Igorrr
Spirituality and Distortion
Metal Blade Records
2020
To start right off... wow! This album is great. It is a thrill ride from beginning to end. Orchestrations, choir chants, breakbeats, electronica, heavy guitar riffs, concertina/accordion, this album has just about all flavors of soundscape.
It’s heavy, there are lots of orchestrations, and the usage of electronica is great and tasteful. There are areas of chanting and choruses.
Everything is so well composed it’s extremely hard to pick out a favorite track. The track “Very Noise” actually sticks out for me, it’s a less than 2 minute interlude track, and it is just jam packed with elements of electonica, breakbeats, heavy guitars.
Heavy elements of Middle Eastern influences are all over the album. Especially on “Camel Dancefloor”, where it starts with a Middle Eastern guitar riff, and has lots of wubs throughout for that dubstep feel. There is zero doubt that if you have a killer subwoofer to play this album through, you could probably shake your house off of its foundation. About three quarters of the way through is when the heavy guitar riffs come in and almost completely change the entire song before bringing all of the electronica back in to close it out.

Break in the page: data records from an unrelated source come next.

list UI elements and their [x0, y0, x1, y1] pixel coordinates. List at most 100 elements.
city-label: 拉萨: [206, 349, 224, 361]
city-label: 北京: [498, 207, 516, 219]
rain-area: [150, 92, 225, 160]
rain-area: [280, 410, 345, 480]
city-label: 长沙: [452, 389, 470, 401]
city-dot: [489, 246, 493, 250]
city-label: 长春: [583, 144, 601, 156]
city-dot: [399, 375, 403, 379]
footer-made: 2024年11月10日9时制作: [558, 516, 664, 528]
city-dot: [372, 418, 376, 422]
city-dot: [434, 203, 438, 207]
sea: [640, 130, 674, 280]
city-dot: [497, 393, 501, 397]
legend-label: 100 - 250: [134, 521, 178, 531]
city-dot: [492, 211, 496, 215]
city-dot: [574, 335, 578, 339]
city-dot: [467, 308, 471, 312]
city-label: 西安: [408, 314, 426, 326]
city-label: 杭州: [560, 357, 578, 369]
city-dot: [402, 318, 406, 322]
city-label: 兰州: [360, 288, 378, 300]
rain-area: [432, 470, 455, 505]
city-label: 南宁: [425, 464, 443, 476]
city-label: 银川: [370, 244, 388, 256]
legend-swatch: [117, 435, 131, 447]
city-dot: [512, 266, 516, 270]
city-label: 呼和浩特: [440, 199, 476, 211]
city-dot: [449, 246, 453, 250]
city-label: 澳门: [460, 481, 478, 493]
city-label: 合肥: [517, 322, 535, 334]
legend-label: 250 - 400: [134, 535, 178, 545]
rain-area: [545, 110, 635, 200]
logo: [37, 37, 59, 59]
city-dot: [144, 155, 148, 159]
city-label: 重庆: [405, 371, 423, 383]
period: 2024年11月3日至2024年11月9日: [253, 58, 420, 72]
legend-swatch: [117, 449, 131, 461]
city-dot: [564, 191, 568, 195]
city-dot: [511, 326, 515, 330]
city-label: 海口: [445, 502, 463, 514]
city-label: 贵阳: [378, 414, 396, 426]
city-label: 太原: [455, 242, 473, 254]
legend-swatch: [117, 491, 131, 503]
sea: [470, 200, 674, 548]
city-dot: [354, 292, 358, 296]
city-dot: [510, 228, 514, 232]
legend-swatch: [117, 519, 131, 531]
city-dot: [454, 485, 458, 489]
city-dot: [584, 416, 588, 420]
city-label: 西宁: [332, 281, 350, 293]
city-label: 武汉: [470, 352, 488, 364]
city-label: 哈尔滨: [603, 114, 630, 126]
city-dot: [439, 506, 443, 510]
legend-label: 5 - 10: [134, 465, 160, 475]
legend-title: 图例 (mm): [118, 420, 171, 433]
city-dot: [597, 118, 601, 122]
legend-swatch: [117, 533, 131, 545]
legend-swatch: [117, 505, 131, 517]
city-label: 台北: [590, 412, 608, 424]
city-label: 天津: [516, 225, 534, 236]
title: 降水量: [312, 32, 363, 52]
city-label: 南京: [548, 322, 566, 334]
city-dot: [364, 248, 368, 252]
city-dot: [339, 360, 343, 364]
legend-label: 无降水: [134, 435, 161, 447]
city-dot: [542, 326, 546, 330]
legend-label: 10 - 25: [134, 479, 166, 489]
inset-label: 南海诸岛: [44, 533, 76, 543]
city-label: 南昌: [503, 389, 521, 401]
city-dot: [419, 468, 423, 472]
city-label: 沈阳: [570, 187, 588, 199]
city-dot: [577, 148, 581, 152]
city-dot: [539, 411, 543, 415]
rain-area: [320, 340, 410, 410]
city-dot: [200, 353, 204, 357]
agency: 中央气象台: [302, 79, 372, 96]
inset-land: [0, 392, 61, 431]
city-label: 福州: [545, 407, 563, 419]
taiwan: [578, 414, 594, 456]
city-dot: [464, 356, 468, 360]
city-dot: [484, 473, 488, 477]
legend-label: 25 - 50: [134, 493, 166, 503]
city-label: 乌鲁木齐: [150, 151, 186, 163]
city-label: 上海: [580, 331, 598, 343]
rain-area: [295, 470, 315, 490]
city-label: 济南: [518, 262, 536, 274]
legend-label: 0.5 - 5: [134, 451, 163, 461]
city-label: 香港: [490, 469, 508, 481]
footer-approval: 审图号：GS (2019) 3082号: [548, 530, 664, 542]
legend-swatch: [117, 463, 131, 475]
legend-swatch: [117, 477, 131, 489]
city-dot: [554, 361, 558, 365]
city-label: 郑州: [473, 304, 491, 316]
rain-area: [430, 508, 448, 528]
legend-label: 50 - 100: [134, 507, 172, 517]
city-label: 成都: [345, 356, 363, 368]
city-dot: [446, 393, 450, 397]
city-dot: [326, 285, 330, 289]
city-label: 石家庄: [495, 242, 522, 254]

“Parpaing” is a great death metal track; it features George “Corpsegrinder” Fisher providing vocals. He kills it like always, Corpsegrinder is a legend. This deep cut really describes where the genre is heading towards. The techno fills are reminiscent of some 80’s video games gone demonic.
“Musette Maximum”... it sounds like walking into a heavy metal circus. I was transported to a freakshow meets the Trans-Siberian Orchestra.
“Himalaya Massive Ritual” sounds like a song that would play in a horror movie. It would probably kick in while the group was lost and wandering through a snow covered forest landscape, and as they cross through a large wall of brush is when they spot it. A large, seemingly abandoned encampment that has obviously been the site of a recent human sacrifice. The area is littered with bones strewn about from many past sacrifices, some have been lashed together, like you would sticks, into symbols that hang from the surrounding trees. It's not long before the group knows they need to leave, but by that time it’s too late. They’ve been captured, they will not make it out alive, and no one will ever know what happened to them.
“Paranoid Bulldozer Italiano” drops the album straight back into an electronica album before transitioning into a heavier, death metal styling, then into heavy metal opera and closes back in death metal. Wow, what a ride!
“Kung-Fu Chevre” walks you out the door through that heavy metal circus sound and feel one more time before leaving you wondering what it was you just listened to for the last 55 minutes.
Overall a great album… it’s a hell of a ride all the way through it’s almost 1 hour length. You will for sure travel an emotional, sometimes tense, journey down the aural pathways provided.
It’s heavy, there are lots of orchestrations, and the usage of electronica is great and tasteful. There are areas of chanting and choruses.
Everything is so well composed it’s extremely hard to pick out a favorite track. The track “Very Noise” actually sticks out for me, it’s a less than 2 minute interlude track, and it is just jam packed with elements of electonica, breakbeats, heavy guitars.
Heavy elements of Middle Eastern influences are all over the album. Especially on “Camel Dancefloor”, where it starts with a Middle Eastern guitar riff, and has lots of wubs throughout for that dubstep feel. There is zero doubt that if you have a killer subwoofer to play this album through, you could probably shake your house off of its foundation. About three quarters of the way through is when the heavy guitar riffs come in and almost completely change the entire song before bringing all of the electronica back in to close it out.
“Parpaing” is a great death metal track; it features George “Corpsegrinder” Fisher providing vocals. He kills it like always, Corpsegrinder is a legend. This deep cut really describes where the genre is heading towards. The techno fills are reminiscent of some 80’s video games gone demonic.
“Musette Maximum”... it sounds like walking into a heavy metal circus. I was transported to a freakshow meets the Trans-Siberian Orchestra.
“Himalaya Massive Ritual” sounds like a song that would play in a horror movie. It would probably kick in while the group was lost and wandering through a snow covered forest landscape, and as they cross through a large wall of brush is when they spot it. A large, seemingly abandoned encampment that has obviously been the site of a recent human sacrifice. The area is littered with bones strewn about from many past sacrifices, some have been lashed together, like you would sticks, into symbols that hang from the surrounding trees. It's not long before the group knows they need to leave, but by that time it’s too late. They’ve been captured, they will not make it out alive, and no one will ever know what happened to them.
“Paranoid Bulldozer Italiano” drops the album straight back into an electronica album before transitioning into a heavier, death metal styling, then into heavy metal opera and closes back in death metal. Wow, what a ride!
“Kung-Fu Chevre” walks you out the door through that heavy metal circus sound and feel one more time before leaving you wondering what it was you just listened to for the last 55 minutes.
Overall a great album… it’s a hell of a ride all the way through it’s almost 1 hour length. You will for sure travel an emotional, sometimes tense, journey down the aural pathways provided.